Under the pretext of countering foreign interference in Russian politics–which in itself looks more like a persecution complex than anything else–the deputies are proposing extending “foreign agent” status to physical persons and their unregistered associations if they receive not only money but, for instance, procedural assistance from abroad. Everyone affected by the foreign “leprosy” will be subject to such a procedure of accounting and verification that they might as well go hang themselves (self-eliminate, in NGO-speak). 

The “foreign agent” concept appeared in Russian legislation in 2012 in the form of an amendment to the law “On Non-profit Organizations.” These included NGOs that receive foreign financing and “engage in political activity.” Inasmuch as the latter was immediately interpreted as broadly as possible and organizations ended up in the “foreign agents” registry that apparently had not exhibited such activity, these provisions were appealed in the Constitutional Court with the support of Vladimir Lukin, at that time Russia’s Human Rights Ombudsman.
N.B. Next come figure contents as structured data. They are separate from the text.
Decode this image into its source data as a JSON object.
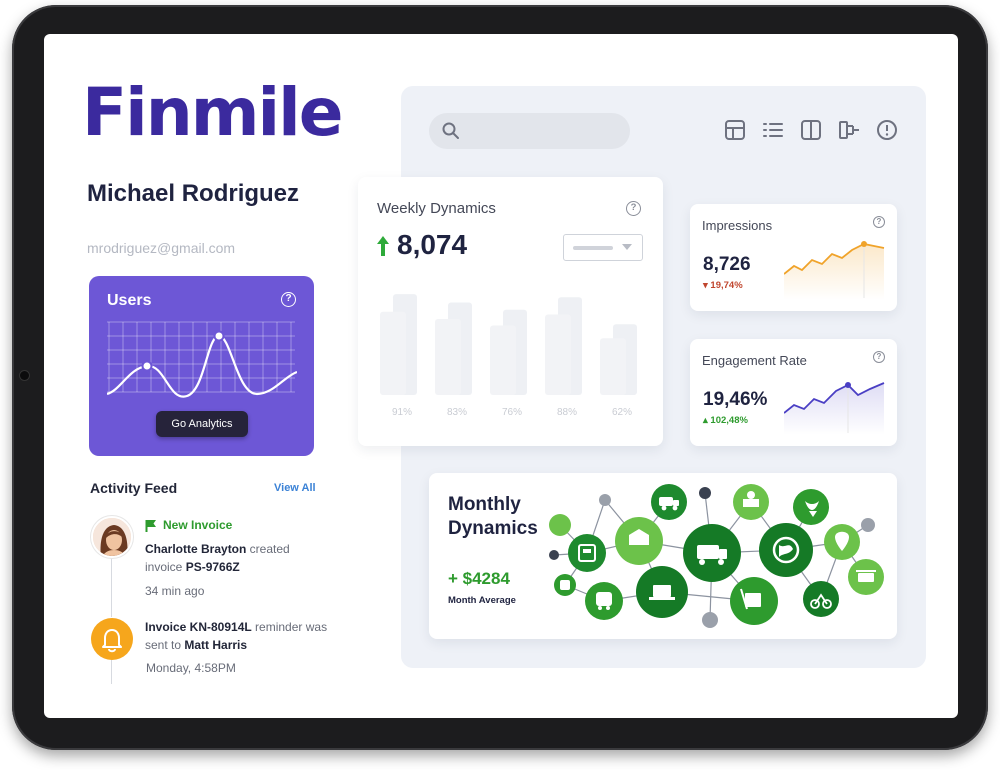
{
  "brand": {
    "logo_text": "Finmile",
    "color": "#3b2a9e"
  },
  "profile": {
    "name": "Michael Rodriguez",
    "email": "mrodriguez@gmail.com"
  },
  "users_card": {
    "title": "Users",
    "help_icon": "?",
    "button_label": "Go Analytics",
    "accent": "#6d57d6"
  },
  "activity_feed": {
    "title": "Activity Feed",
    "view_all": "View All",
    "events": [
      {
        "tag": "New Invoice",
        "actor": "Charlotte Brayton",
        "action": " created invoice ",
        "ref": "PS-9766Z",
        "time": "34  min ago"
      },
      {
        "ref": "Invoice KN-80914L",
        "action": " reminder was sent to ",
        "target": "Matt Harris",
        "time": "Monday, 4:58PM"
      }
    ]
  },
  "toolbar": {
    "icons": [
      "table-icon",
      "list-icon",
      "columns-icon",
      "flow-icon",
      "alert-icon"
    ]
  },
  "weekly_dynamics": {
    "title": "Weekly Dynamics",
    "value": "8,074",
    "trend": "up",
    "chart_data": {
      "type": "bar",
      "categories": [
        "91%",
        "83%",
        "76%",
        "88%",
        "62%"
      ]
    }
  },
  "impressions": {
    "title": "Impressions",
    "value": "8,726",
    "delta": "19,74%",
    "trend": "down",
    "color": "#f0a32a"
  },
  "engagement": {
    "title": "Engagement Rate",
    "value": "19,46%",
    "delta": "102,48%",
    "trend": "up",
    "color": "#4a3fc4"
  },
  "monthly_dynamics": {
    "title": "Monthly Dynamics",
    "value": "+ $4284",
    "subtitle": "Month Average",
    "accent": "#2e9b2e"
  }
}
In an 8 April 2014 resolution, the Russian Constitutional Court wisely reasoned “for both ours and yours”: they saw nothing offensive in the term “foreign agent,” which had barely entered linguistic territory; on the other hand, it recognized that this status should not entail for its bearers, other than the necessity of submitting appropriate declarations and reports, any infringements whatsoever on their rights, that is, should not discriminate between them and those working for honest Russian roubles.

This Constitutional Court’s resolution is “in effect,” but the entire practice of the Justice Ministry, which keeps the “foreign agents” registry, along with the subsequent laws passed on this topic, which number approximately 35, simply ignore the Constitutional Court’s position. Thus, “foreign agent” NGOs are already forbidden to nominate candidates for the Public Oversight Commissions, send observers to elections, claim benefits for “socially oriented” NGOs, participate in anticorruption expert analyses, and so on. In fact, all state employees have stopped talking to them, especially law enforcement and judges, and this has killed off a number of useful programmes.
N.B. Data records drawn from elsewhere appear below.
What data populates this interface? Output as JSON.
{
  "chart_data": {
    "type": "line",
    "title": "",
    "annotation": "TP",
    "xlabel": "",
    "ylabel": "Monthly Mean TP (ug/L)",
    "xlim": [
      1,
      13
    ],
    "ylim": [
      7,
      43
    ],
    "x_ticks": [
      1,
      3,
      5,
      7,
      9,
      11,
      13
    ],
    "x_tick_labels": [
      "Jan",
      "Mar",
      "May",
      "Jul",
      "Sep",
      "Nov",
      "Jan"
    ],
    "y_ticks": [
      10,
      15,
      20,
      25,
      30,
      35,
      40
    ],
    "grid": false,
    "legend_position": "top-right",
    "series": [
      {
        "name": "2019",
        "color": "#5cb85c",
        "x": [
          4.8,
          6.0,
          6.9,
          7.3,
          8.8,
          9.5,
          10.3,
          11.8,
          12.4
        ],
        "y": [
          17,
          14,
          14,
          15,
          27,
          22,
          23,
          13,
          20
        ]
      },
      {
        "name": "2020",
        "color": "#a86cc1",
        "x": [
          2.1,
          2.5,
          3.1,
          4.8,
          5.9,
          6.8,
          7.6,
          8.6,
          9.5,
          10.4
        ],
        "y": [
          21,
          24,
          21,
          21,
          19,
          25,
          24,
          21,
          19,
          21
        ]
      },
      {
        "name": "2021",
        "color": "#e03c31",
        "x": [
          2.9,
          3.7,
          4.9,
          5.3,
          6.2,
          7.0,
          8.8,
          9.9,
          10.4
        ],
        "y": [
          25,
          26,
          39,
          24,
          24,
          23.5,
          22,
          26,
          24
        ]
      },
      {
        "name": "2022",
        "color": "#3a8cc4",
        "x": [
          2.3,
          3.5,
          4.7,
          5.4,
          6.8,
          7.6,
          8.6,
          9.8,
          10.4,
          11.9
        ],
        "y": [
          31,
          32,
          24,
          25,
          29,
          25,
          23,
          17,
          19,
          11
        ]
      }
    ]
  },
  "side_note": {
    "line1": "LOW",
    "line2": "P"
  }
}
The deputies’ initiatives extend “foreign agent” status not only to everything that moves but also to the kinds of activity simply any human association, even groups of friends, usually engages in.  They propose substantially tightening the procedure for organizing mass actions, which will now require opening a separate account and reporting through it. The bill on regulating educational activity, submitted in the form of amendments to the law “On Education,” proposes obtaining in one form or another permission to educate, that is, in essence, to make any public statement. The draft was presented in a somewhat generalized form, saying that executive branch agencies would be given carte-blanche to compile appropriate proscriptive lists for all types of organizations and physical persons.
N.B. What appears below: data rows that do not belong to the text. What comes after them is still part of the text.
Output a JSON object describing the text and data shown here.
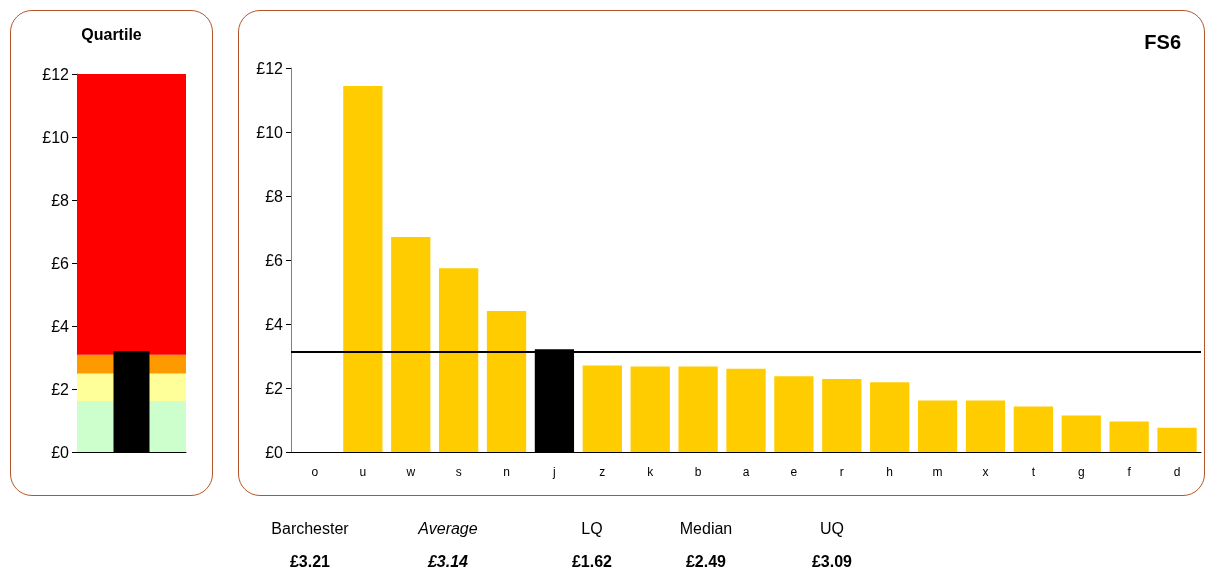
{
  "chart_data": [
    {
      "type": "bar",
      "title": "Quartile",
      "categories": [
        null
      ],
      "values": [
        3.21
      ],
      "color": "#000000",
      "ylim": [
        0,
        12
      ],
      "yticks": [
        {
          "value": 0,
          "label": "£0"
        },
        {
          "value": 2,
          "label": "£2"
        },
        {
          "value": 4,
          "label": "£4"
        },
        {
          "value": 6,
          "label": "£6"
        },
        {
          "value": 8,
          "label": "£8"
        },
        {
          "value": 10,
          "label": "£10"
        },
        {
          "value": 12,
          "label": "£12"
        }
      ],
      "grid": false,
      "bands": [
        {
          "axis": "y",
          "from": 0,
          "to": 1.62,
          "color": "#ccffcc"
        },
        {
          "axis": "y",
          "from": 1.62,
          "to": 2.49,
          "color": "#ffff99"
        },
        {
          "axis": "y",
          "from": 2.49,
          "to": 3.09,
          "color": "#ff9900"
        },
        {
          "axis": "y",
          "from": 3.09,
          "to": 12,
          "color": "#ff0000"
        }
      ]
    },
    {
      "type": "bar",
      "title": "FS6",
      "categories": [
        "o",
        "u",
        "w",
        "s",
        "n",
        "j",
        "z",
        "k",
        "b",
        "a",
        "e",
        "r",
        "h",
        "m",
        "x",
        "t",
        "g",
        "f",
        "d"
      ],
      "values": [
        null,
        11.44,
        6.72,
        5.74,
        4.41,
        3.21,
        2.7,
        2.67,
        2.67,
        2.6,
        2.37,
        2.28,
        2.18,
        1.61,
        1.61,
        1.42,
        1.14,
        0.95,
        0.76
      ],
      "colors": [
        "#ffcc00",
        "#ffcc00",
        "#ffcc00",
        "#ffcc00",
        "#ffcc00",
        "#000000",
        "#ffcc00",
        "#ffcc00",
        "#ffcc00",
        "#ffcc00",
        "#ffcc00",
        "#ffcc00",
        "#ffcc00",
        "#ffcc00",
        "#ffcc00",
        "#ffcc00",
        "#ffcc00",
        "#ffcc00",
        "#ffcc00"
      ],
      "ylim": [
        0,
        12
      ],
      "yticks": [
        {
          "value": 0,
          "label": "£0"
        },
        {
          "value": 2,
          "label": "£2"
        },
        {
          "value": 4,
          "label": "£4"
        },
        {
          "value": 6,
          "label": "£6"
        },
        {
          "value": 8,
          "label": "£8"
        },
        {
          "value": 10,
          "label": "£10"
        },
        {
          "value": 12,
          "label": "£12"
        }
      ],
      "grid": false,
      "ref_lines": [
        {
          "axis": "y",
          "value": 3.14,
          "color": "#000000"
        }
      ],
      "annotations": [
        "Barchester",
        "Average",
        "LQ",
        "Median",
        "UQ",
        "£3.21",
        "£3.14",
        "£1.62",
        "£2.49",
        "£3.09"
      ]
    }
  ]
}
The initiatives, which are inexorably becoming laws right before our eyes, are introducing an inequality of rights for “good” and “bad” citizens, in fact introducing censorship and a ban on public associations, infringing on the right to receive and disseminate information, on the expression of one’s own opinion, and even on the opportunity to have one. After all, only authorized agencies will be educating citizens. All this directly contradicts Chapter 2 of the Constitution, but where can one go with this now? There is no court, and the guarantor is not keeping his promises.